= Willy Hack =

German SS officer (1912–1952)

Willy Hack (26 March 1912 – 26 July 1952) was a German SS officer and concentration camp official. He was born in the town of Reutlingen, Baden-Württemberg, and trained as an engineer before joining the Schutzstaffel (SS) in 1934. Following the outbreak of World War II, Hack served in the Waffen-SS on the Eastern Front. In February 1942 he was promoted to the rank of SS-Obersturmführer and transferred to Amtsgruppe C (Buildings and Works) at the SS-Main Economic and Administrative Office in Berlin.

In 1943 Hack was assigned to the staff of the Mittelbau-Dora concentration camp. While at Dora he served as director of construction for the sub-camp of Niedersachswerfen. Hack oversaw hundreds of slave-laborers who were employed in building a large subterranean aircraft engine factory that would be used to produce components for Germany’s V-2 guided missiles. In November 1944 Hack left Dora and was made commandant of the Berga concentration camp near Greiz.

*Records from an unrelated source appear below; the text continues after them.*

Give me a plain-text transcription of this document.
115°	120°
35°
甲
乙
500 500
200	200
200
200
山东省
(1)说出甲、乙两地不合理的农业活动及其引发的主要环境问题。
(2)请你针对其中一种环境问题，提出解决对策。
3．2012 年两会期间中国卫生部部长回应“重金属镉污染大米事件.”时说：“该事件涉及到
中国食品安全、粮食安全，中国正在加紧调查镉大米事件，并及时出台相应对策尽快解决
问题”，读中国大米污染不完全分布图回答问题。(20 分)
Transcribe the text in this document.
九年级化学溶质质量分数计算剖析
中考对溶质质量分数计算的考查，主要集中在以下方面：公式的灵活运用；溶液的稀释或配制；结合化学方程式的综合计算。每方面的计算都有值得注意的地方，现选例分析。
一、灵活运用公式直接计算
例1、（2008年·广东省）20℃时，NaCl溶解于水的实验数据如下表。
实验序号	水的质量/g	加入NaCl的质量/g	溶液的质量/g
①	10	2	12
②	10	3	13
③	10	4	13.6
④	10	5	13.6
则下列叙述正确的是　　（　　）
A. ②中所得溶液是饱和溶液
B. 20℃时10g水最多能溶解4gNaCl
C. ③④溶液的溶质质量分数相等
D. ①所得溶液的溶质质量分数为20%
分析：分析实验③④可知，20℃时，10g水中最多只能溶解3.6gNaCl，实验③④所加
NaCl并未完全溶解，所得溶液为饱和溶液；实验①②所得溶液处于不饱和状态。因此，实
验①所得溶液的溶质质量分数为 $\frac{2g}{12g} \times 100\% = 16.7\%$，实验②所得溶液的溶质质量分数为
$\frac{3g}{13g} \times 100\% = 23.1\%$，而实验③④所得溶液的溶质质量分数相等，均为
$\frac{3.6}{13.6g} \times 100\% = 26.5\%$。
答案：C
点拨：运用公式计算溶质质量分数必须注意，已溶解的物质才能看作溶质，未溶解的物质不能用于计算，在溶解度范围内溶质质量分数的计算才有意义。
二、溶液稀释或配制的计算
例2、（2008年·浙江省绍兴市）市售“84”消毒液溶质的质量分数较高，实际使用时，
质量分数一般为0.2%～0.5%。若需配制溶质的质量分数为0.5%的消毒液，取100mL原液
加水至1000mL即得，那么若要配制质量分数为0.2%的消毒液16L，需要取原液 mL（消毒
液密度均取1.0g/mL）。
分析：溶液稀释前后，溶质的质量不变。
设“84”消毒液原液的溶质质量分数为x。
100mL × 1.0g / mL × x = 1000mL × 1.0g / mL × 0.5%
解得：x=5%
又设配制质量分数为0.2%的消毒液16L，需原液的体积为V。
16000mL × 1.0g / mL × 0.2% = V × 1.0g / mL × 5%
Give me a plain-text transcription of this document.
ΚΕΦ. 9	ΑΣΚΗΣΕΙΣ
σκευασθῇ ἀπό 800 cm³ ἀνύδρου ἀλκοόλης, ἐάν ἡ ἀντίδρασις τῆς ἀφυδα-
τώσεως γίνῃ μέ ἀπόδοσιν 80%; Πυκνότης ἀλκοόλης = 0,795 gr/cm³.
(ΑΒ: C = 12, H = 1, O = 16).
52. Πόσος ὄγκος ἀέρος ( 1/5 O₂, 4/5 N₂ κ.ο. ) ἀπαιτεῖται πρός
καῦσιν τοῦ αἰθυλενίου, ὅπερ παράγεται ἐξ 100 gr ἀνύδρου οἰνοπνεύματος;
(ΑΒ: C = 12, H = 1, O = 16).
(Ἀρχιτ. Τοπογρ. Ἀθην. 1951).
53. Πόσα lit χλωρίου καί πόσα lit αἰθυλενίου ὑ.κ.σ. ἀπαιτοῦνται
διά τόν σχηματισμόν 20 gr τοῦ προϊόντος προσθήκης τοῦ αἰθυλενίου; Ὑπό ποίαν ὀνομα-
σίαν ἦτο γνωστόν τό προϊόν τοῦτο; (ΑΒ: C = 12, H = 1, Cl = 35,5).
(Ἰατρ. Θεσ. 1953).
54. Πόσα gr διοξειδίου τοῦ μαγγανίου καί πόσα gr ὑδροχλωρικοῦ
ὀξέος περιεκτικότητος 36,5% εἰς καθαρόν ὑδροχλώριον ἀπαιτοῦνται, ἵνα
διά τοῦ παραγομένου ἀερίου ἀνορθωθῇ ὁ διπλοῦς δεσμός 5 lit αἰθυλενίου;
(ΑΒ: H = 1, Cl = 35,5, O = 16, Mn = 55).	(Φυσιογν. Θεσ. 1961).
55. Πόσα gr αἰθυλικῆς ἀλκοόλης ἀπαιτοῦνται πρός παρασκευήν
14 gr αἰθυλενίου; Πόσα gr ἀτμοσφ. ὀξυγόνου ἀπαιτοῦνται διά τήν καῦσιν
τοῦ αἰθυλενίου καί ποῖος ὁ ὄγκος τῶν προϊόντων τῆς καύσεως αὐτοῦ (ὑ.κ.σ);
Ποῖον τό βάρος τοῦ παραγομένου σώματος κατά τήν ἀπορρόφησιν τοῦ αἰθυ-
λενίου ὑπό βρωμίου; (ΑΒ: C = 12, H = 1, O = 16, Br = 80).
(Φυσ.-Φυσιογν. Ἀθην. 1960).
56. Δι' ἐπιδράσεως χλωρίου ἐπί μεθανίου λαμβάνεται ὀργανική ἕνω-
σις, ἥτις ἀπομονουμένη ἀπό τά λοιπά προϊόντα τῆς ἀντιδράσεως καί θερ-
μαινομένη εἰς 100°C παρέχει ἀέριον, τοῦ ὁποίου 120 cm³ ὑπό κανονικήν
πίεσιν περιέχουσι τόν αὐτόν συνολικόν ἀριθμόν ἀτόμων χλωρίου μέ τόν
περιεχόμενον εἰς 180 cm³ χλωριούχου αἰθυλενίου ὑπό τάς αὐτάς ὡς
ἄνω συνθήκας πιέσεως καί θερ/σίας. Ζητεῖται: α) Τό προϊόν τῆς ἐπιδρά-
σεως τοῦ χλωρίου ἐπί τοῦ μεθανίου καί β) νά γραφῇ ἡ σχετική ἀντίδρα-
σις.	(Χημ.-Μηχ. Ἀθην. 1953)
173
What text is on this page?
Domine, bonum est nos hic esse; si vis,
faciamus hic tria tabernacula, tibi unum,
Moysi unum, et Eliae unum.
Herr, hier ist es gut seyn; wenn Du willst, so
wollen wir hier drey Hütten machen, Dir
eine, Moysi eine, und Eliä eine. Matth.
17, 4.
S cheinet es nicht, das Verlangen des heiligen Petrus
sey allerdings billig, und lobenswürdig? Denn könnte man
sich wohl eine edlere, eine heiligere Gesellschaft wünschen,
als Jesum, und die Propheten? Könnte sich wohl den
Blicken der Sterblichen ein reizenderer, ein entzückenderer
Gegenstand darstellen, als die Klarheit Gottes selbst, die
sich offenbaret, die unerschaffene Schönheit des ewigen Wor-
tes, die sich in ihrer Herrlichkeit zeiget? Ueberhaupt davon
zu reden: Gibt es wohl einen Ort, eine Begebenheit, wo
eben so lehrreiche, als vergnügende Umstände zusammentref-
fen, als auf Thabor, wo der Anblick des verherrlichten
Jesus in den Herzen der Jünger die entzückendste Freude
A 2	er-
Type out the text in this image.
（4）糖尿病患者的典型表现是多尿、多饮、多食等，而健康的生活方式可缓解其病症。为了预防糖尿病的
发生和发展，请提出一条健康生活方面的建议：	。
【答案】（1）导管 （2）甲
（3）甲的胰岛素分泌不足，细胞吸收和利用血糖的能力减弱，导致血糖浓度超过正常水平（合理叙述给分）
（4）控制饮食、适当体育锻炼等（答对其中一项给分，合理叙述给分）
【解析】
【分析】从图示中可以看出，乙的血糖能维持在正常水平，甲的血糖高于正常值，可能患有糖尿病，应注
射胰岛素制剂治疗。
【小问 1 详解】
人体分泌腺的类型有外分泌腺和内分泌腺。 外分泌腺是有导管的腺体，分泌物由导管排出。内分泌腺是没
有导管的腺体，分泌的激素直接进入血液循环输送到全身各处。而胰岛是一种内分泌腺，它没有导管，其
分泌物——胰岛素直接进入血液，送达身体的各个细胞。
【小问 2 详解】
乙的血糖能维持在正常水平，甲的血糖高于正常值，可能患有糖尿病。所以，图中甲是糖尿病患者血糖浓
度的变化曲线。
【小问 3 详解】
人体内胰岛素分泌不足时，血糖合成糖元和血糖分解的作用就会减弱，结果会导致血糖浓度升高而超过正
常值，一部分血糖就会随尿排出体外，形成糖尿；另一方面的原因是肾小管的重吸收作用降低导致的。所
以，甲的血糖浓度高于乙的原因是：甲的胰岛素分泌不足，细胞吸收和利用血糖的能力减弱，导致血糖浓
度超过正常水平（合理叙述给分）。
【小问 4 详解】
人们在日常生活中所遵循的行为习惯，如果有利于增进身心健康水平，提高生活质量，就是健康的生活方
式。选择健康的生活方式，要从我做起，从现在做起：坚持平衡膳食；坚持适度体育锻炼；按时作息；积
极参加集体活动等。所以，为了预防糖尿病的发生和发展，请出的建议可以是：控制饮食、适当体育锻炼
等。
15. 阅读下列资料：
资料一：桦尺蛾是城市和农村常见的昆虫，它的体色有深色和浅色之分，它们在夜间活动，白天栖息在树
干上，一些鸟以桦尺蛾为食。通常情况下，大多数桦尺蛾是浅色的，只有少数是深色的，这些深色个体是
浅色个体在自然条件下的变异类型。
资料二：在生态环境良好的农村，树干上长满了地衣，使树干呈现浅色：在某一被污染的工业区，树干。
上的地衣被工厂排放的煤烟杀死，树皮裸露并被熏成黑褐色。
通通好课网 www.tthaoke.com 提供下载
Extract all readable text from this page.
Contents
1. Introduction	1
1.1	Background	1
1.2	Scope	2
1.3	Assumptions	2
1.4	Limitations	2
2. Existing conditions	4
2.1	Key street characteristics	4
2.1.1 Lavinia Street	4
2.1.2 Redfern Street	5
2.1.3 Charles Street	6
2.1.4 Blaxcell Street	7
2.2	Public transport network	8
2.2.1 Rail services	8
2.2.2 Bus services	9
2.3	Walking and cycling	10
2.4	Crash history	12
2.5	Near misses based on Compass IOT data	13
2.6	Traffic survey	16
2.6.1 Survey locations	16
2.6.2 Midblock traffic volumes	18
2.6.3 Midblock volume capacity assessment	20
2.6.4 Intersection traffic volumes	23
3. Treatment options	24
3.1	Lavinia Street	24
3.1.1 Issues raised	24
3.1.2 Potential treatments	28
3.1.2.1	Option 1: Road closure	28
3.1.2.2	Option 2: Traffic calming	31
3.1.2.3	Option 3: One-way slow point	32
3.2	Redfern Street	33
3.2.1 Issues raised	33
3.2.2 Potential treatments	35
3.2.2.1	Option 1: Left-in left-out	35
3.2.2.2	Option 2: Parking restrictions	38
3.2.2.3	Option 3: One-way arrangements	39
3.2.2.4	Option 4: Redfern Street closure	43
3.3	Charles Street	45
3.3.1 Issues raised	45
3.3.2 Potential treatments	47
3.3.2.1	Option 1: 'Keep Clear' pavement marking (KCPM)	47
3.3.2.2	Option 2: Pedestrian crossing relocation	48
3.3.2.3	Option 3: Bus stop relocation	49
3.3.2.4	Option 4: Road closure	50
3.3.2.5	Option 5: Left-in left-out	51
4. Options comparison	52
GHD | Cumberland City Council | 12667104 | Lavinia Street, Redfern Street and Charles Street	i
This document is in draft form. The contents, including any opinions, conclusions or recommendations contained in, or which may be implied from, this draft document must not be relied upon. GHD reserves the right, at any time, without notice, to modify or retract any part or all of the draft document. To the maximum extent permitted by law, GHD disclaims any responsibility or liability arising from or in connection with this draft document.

At Berga he again directed slave-labor by concentration camp prisoners, this time using inmates from Buchenwald to dig mining tunnels for use in synthetic oil production. In February 1945 a group of 350 American prisoners of war arrived at Berga. Many of these men were American Jews who had been sent by the SS to Berga, rather than a standard POW camp, due to their ethnicity. The casualties among this group were severe, with at least 55 Americans dying as a result of disease or malnutrition in just the few months they spent in the camp.

Hack was initially able to avoid capture following the German surrender in 1945, but was eventually arrested by Soviet occupation authorities in the city of Zwickau in 1947. Hack was tried by the government of East Germany for war crimes in 1948. He was found to be responsible for the deaths of hundreds of prisoners who had perished under his command at both Niedersachswerfen and Berga. On 22 September 1948, Hack was sentenced to 8 years in prison and loss of his civil rights for 10 years. However, after a retrial, his sentence was increased to death on 23 April 1951. Hack was executed in Dresden on 26 July 1952.